Talk Details
Time: Friday, 15:30–15:50
Author: Rubayet Alam
Type: Submitted Talk
Abstract
Characterizing and predicting antigenic escape mutations in viruses can contribute to effective vaccine design. Predicting antigenicity historically requires time-consuming experiments linking viral mutations to antibody escape. While computational studies are faster and have used existing datasets to train models, these in silico antigenic predictions still rely on multiple-sequence alignments and high-resolution protein structures. When data is sparse, for example on the emergence of a pathogen X, early prediction of putative antigenic change from minimal sequence information would be advantageous.
Here, we predict antigenic evolution based on a single glycoprotein sequence comparison using a foundation protein language model (PLM), ESM-2, integrating antigenicity predictions derived from SEMA-2 and accounting for epistasis, applied to eight representative WHO priority viruses. Validation of our approach against experimental deep-mutational scanning, alignment, and structure-derived antigenicity prediction methods, notably EVEscape and Discotope, yields similar performance for prediction of reference viral antibody-escape mutations in the glycoproteins of three well-studied viruses: SARS-CoV-2 Spike, Influenza A (H1N1) Hemagglutinin, and HIV-1 Envelope.

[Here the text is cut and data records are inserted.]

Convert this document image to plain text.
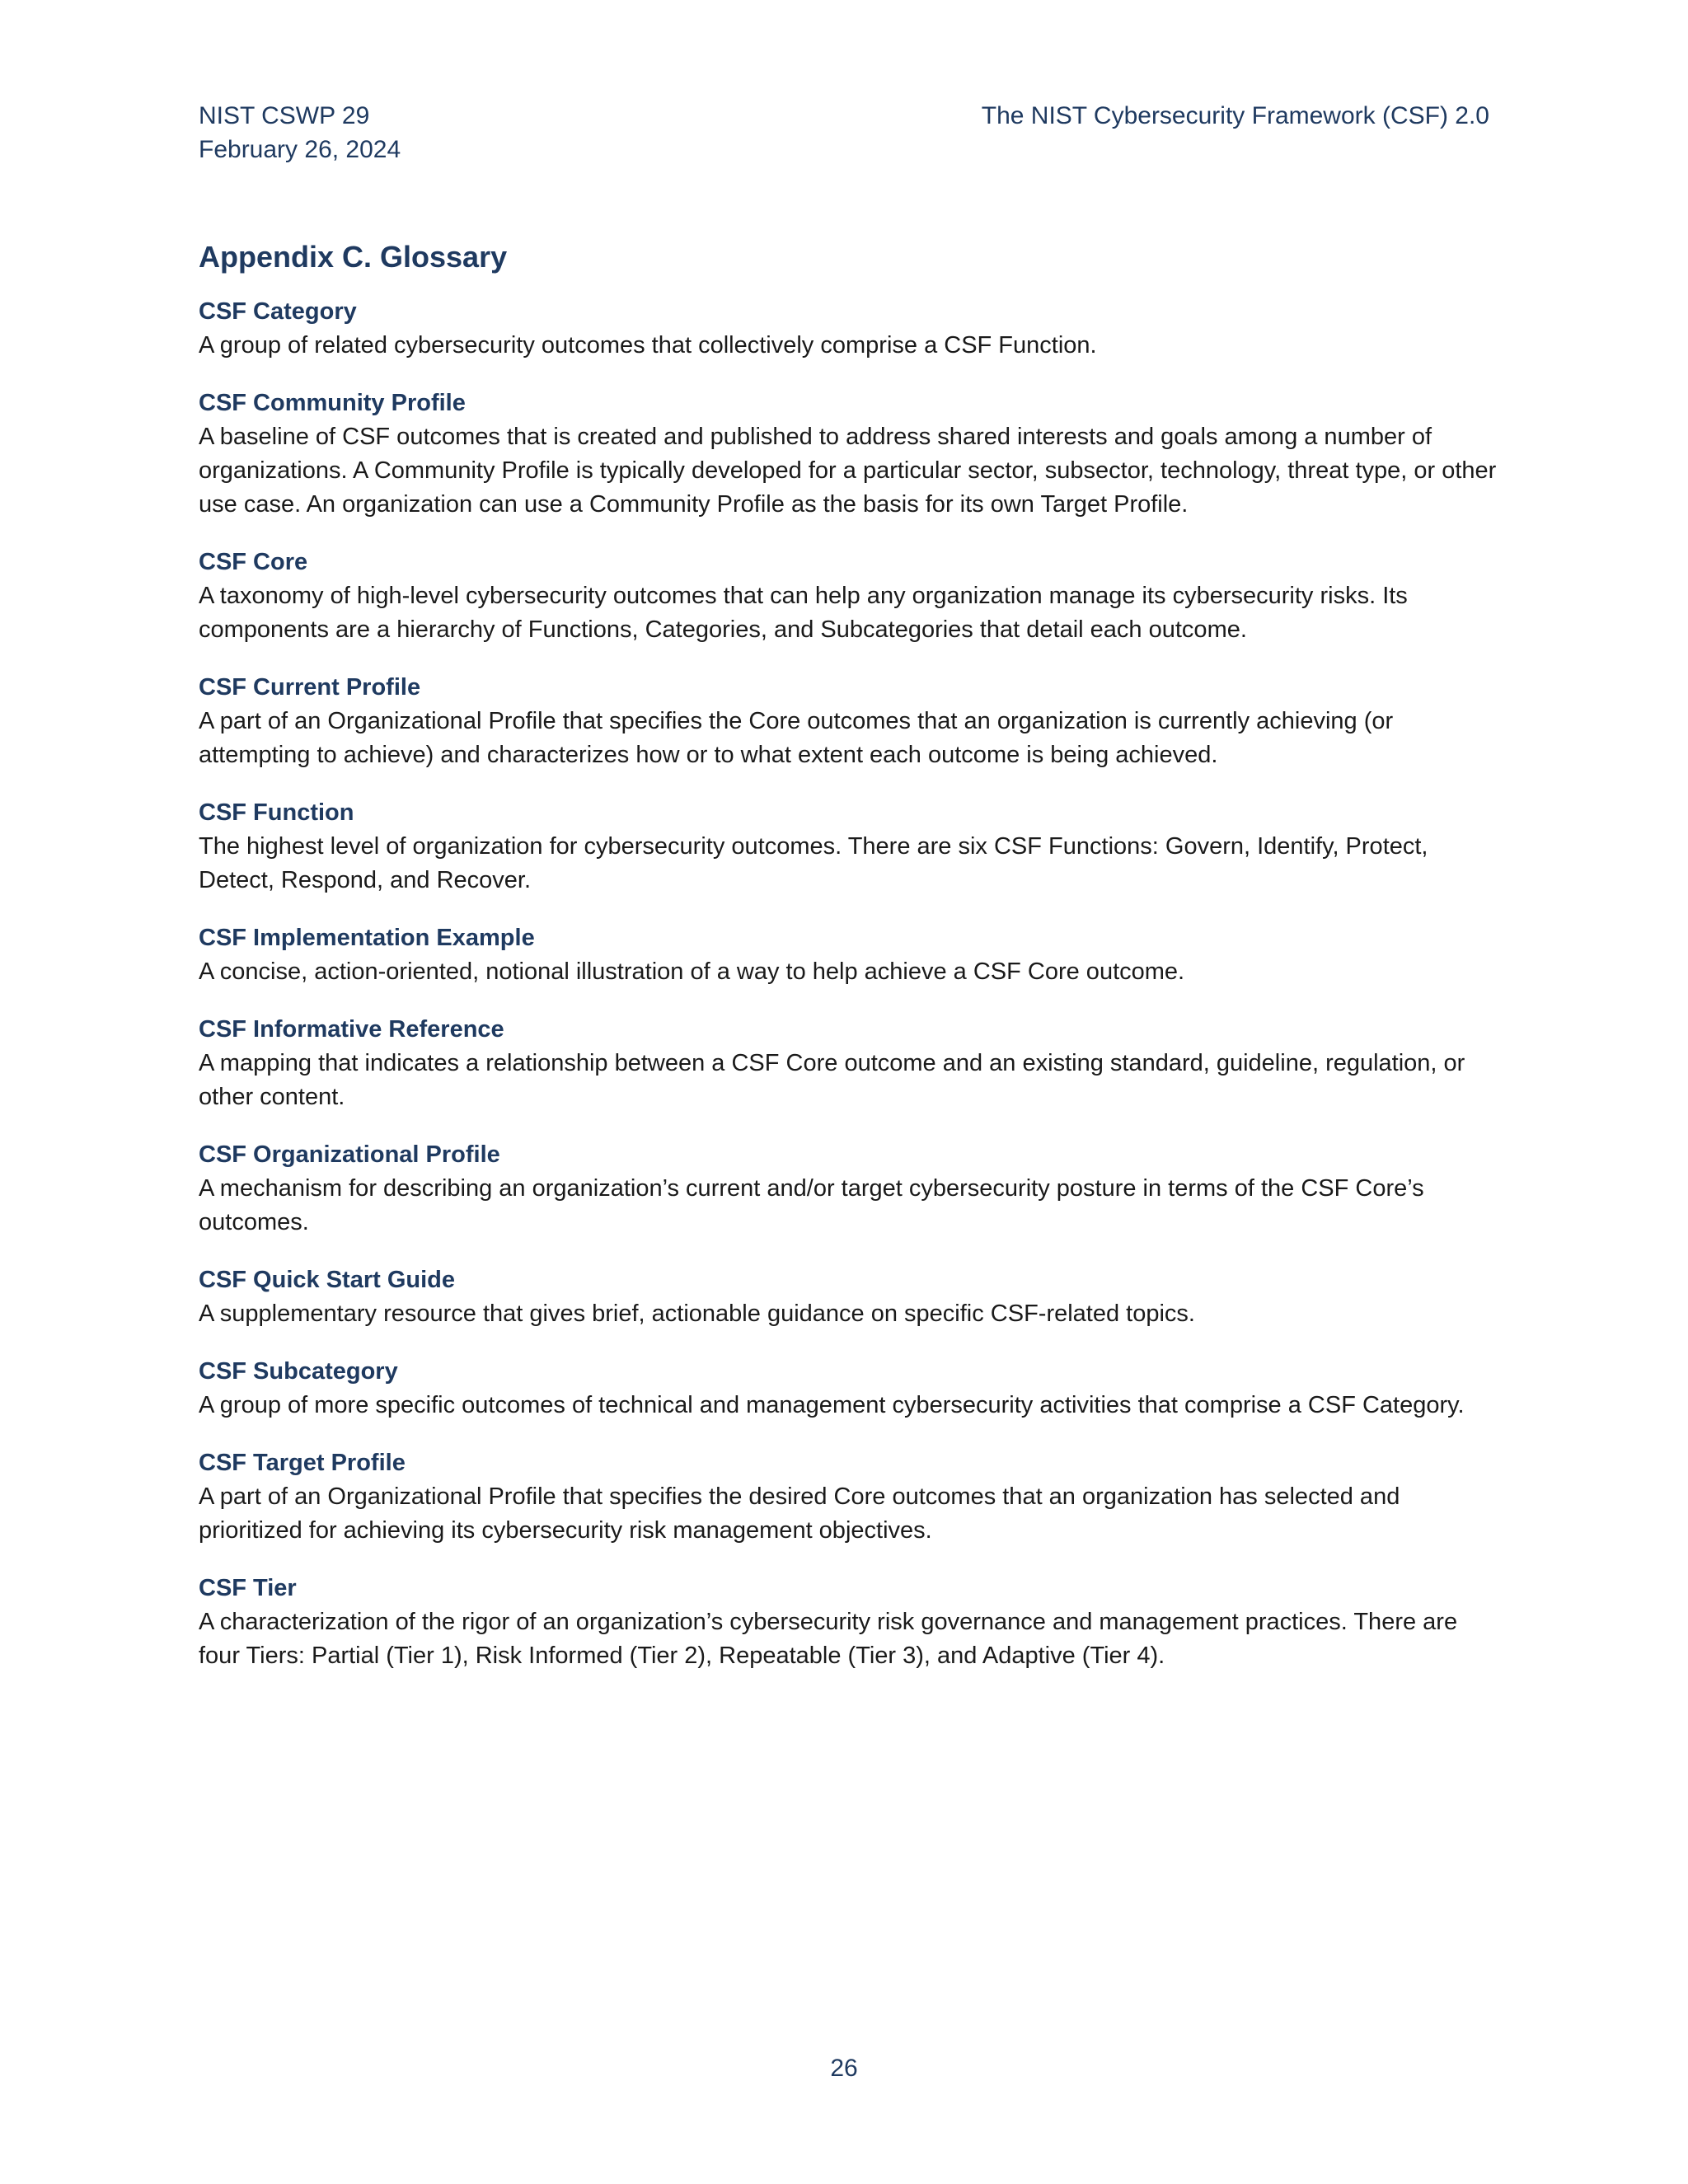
NIST CSWP 29
February 26, 2024
The NIST Cybersecurity Framework (CSF) 2.0
Appendix C. Glossary
CSF Category
A group of related cybersecurity outcomes that collectively comprise a CSF Function.
CSF Community Profile
A baseline of CSF outcomes that is created and published to address shared interests and goals among a number of organizations. A Community Profile is typically developed for a particular sector, subsector, technology, threat type, or other use case. An organization can use a Community Profile as the basis for its own Target Profile.
CSF Core
A taxonomy of high-level cybersecurity outcomes that can help any organization manage its cybersecurity risks. Its components are a hierarchy of Functions, Categories, and Subcategories that detail each outcome.
CSF Current Profile
A part of an Organizational Profile that specifies the Core outcomes that an organization is currently achieving (or attempting to achieve) and characterizes how or to what extent each outcome is being achieved.
CSF Function
The highest level of organization for cybersecurity outcomes. There are six CSF Functions: Govern, Identify, Protect, Detect, Respond, and Recover.
CSF Implementation Example
A concise, action-oriented, notional illustration of a way to help achieve a CSF Core outcome.
CSF Informative Reference
A mapping that indicates a relationship between a CSF Core outcome and an existing standard, guideline, regulation, or other content.
CSF Organizational Profile
A mechanism for describing an organization’s current and/or target cybersecurity posture in terms of the CSF Core’s outcomes.
CSF Quick Start Guide
A supplementary resource that gives brief, actionable guidance on specific CSF-related topics.
CSF Subcategory
A group of more specific outcomes of technical and management cybersecurity activities that comprise a CSF Category.
CSF Target Profile
A part of an Organizational Profile that specifies the desired Core outcomes that an organization has selected and prioritized for achieving its cybersecurity risk management objectives.
CSF Tier
A characterization of the rigor of an organization’s cybersecurity risk governance and management practices. There are four Tiers: Partial (Tier 1), Risk Informed (Tier 2), Repeatable (Tier 3), and Adaptive (Tier 4).
26
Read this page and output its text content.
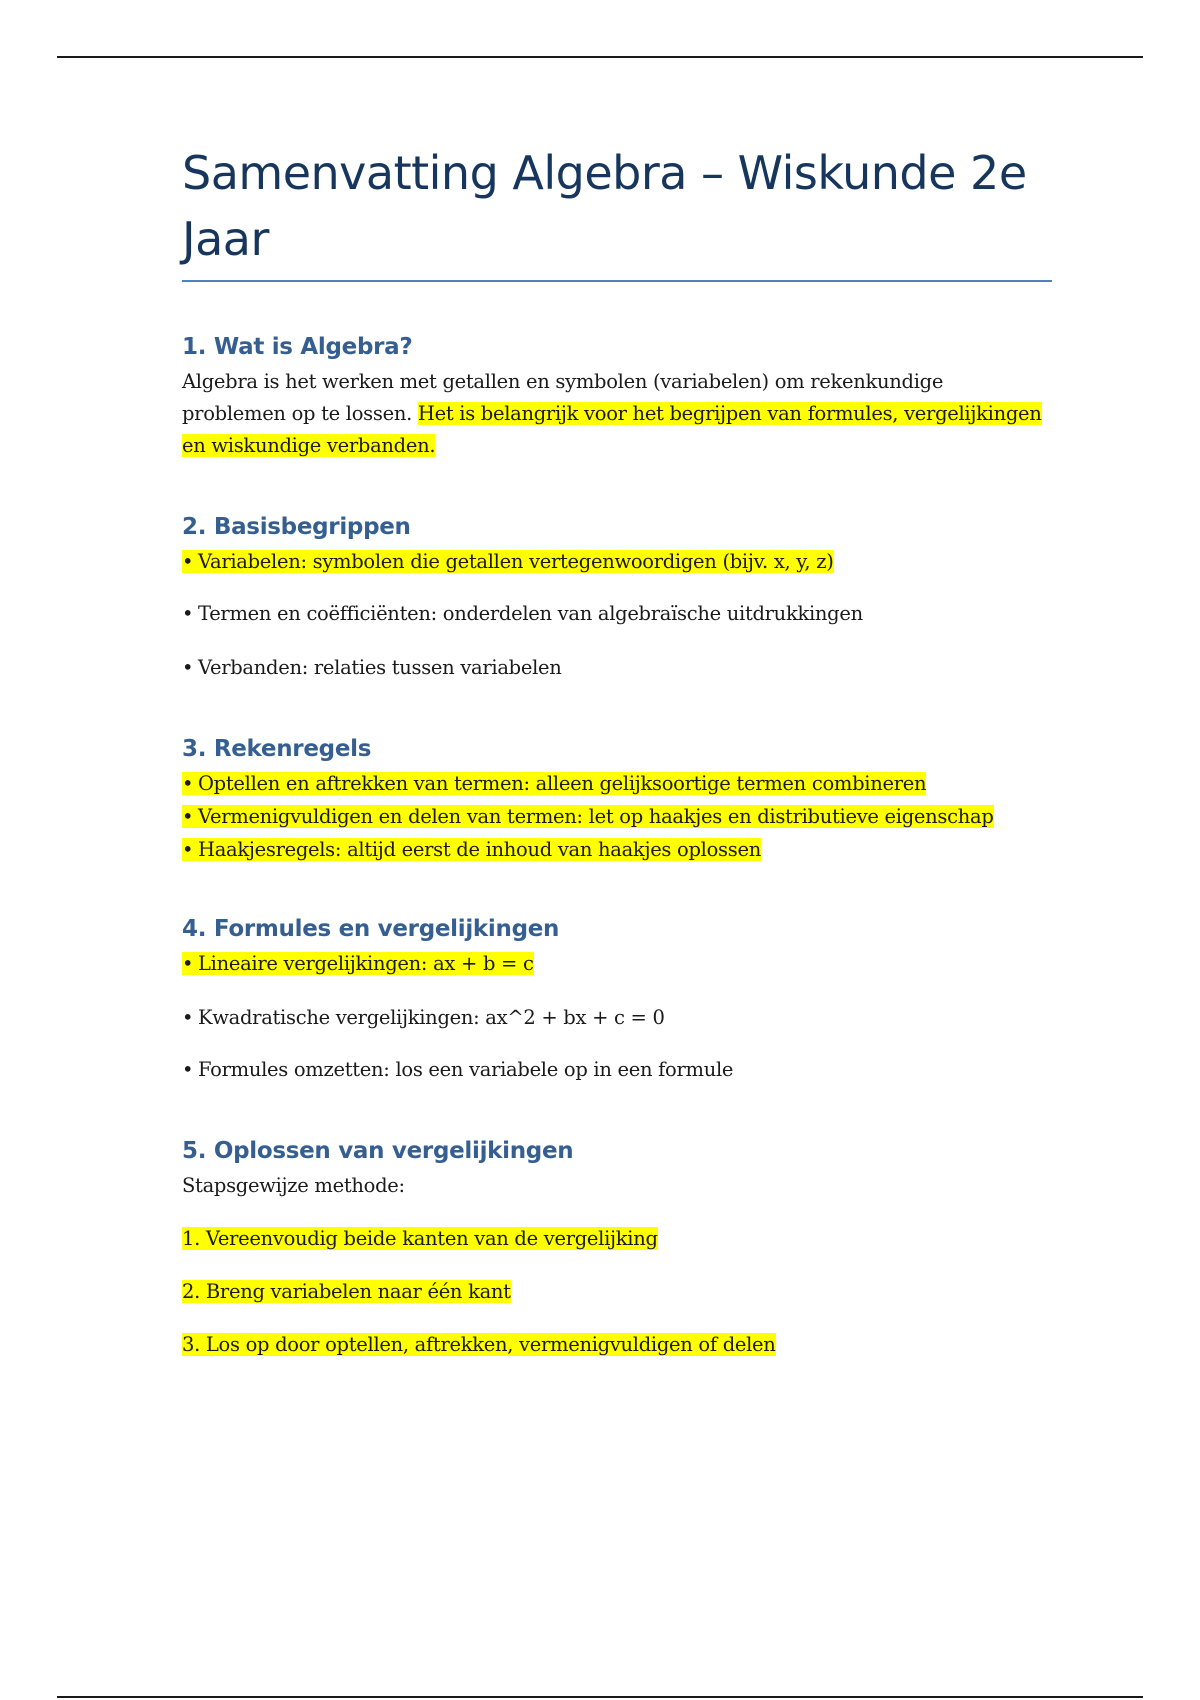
Samenvatting Algebra – Wiskunde 2e Jaar
1. Wat is Algebra?

Algebra is het werken met getallen en symbolen (variabelen) om rekenkundige problemen op te lossen. Het is belangrijk voor het begrijpen van formules, vergelijkingen en wiskundige verbanden.

2. Basisbegrippen

• Variabelen: symbolen die getallen vertegenwoordigen (bijv. x, y, z)

• Termen en coëfficiënten: onderdelen van algebraïsche uitdrukkingen

• Verbanden: relaties tussen variabelen

3. Rekenregels

• Optellen en aftrekken van termen: alleen gelijksoortige termen combineren

• Vermenigvuldigen en delen van termen: let op haakjes en distributieve eigenschap

• Haakjesregels: altijd eerst de inhoud van haakjes oplossen

4. Formules en vergelijkingen

• Lineaire vergelijkingen: ax + b = c

• Kwadratische vergelijkingen: ax^2 + bx + c = 0

• Formules omzetten: los een variabele op in een formule

5. Oplossen van vergelijkingen

Stapsgewijze methode:

1. Vereenvoudig beide kanten van de vergelijking

2. Breng variabelen naar één kant

3. Los op door optellen, aftrekken, vermenigvuldigen of delen
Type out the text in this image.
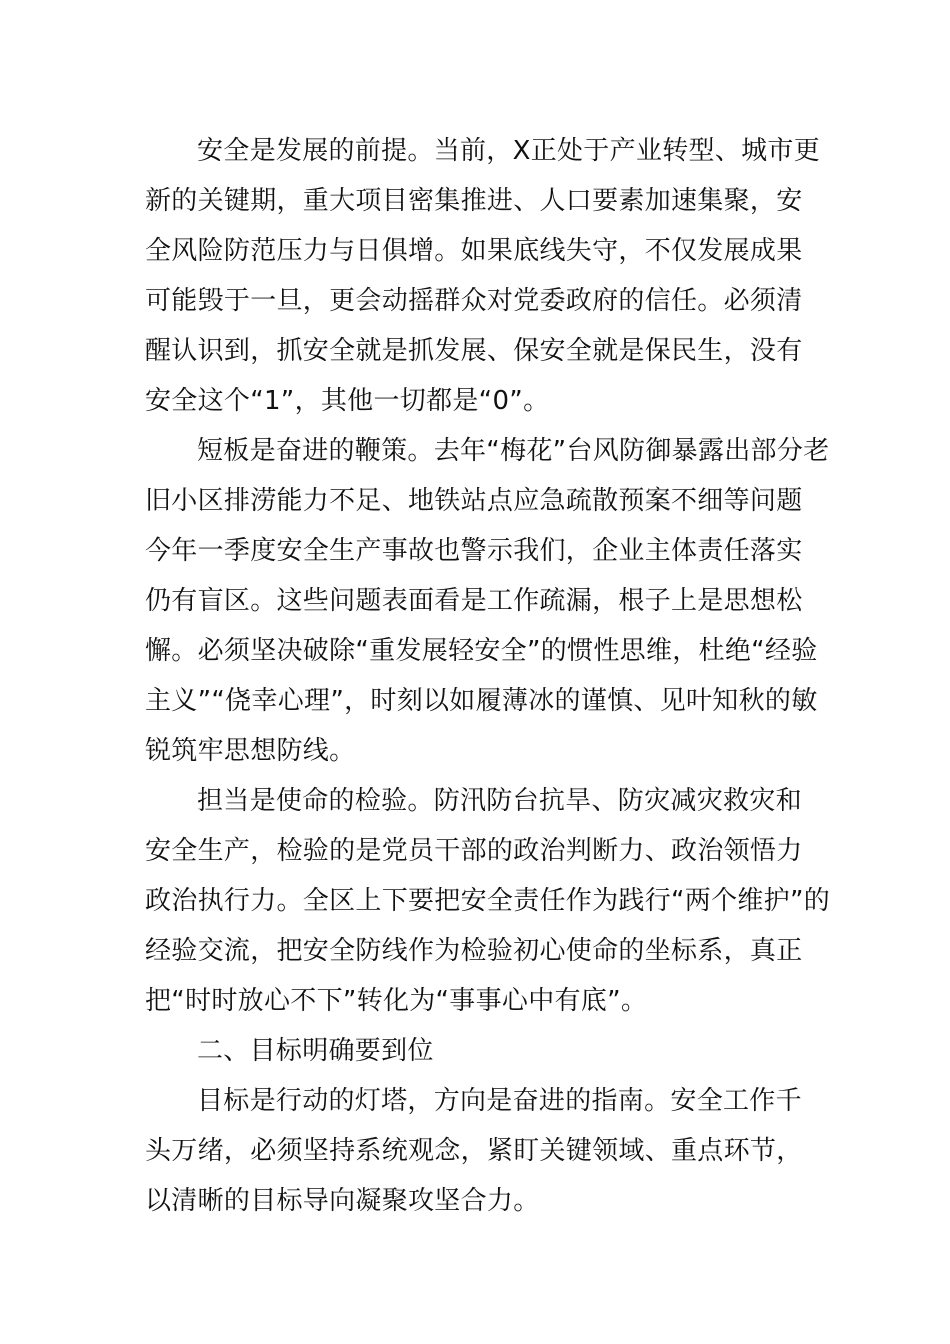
安全是发展的前提。当前，X正处于产业转型、城市更
新的关键期，重大项目密集推进、人口要素加速集聚，安
全风险防范压力与日俱增。如果底线失守，不仅发展成果
可能毁于一旦，更会动摇群众对党委政府的信任。必须清
醒认识到，抓安全就是抓发展、保安全就是保民生，没有
安全这个“1”，其他一切都是“0”。

短板是奋进的鞭策。去年“梅花”台风防御暴露出部分老
旧小区排涝能力不足、地铁站点应急疏散预案不细等问题
今年一季度安全生产事故也警示我们，企业主体责任落实
仍有盲区。这些问题表面看是工作疏漏，根子上是思想松
懈。必须坚决破除“重发展轻安全”的惯性思维，杜绝“经验
主义”“侥幸心理”，时刻以如履薄冰的谨慎、见叶知秋的敏
锐筑牢思想防线。

担当是使命的检验。防汛防台抗旱、防灾减灾救灾和
安全生产，检验的是党员干部的政治判断力、政治领悟力
政治执行力。全区上下要把安全责任作为践行“两个维护”的
经验交流，把安全防线作为检验初心使命的坐标系，真正
把“时时放心不下”转化为“事事心中有底”。

二、目标明确要到位

目标是行动的灯塔，方向是奋进的指南。安全工作千
头万绪，必须坚持系统观念，紧盯关键领域、重点环节，
以清晰的目标导向凝聚攻坚合力。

For sparse datasets, we demonstrate that our model predicts key antigenic regions and amino-acid substitutions in the glycoproteins of three understudied priority viruses: Bornavirus-1 p57, CCHFV GPc, and Marburg virus GP1-2. With recent outbreaks of Andes virus and Bundibugyo virus, we predicted escape mutations in the putative epitopes of the glycoproteins. These predictions can help design future-proof vaccines against these priority viruses. Our results demonstrate (i) meaningful antigenic evolution predictions can be made from single virus sequence comparisons, (ii) the importance of accounting for epistasis in antigenic prediction, and (iii) that PLM methods can contribute to vaccine design in the context of future pandemics.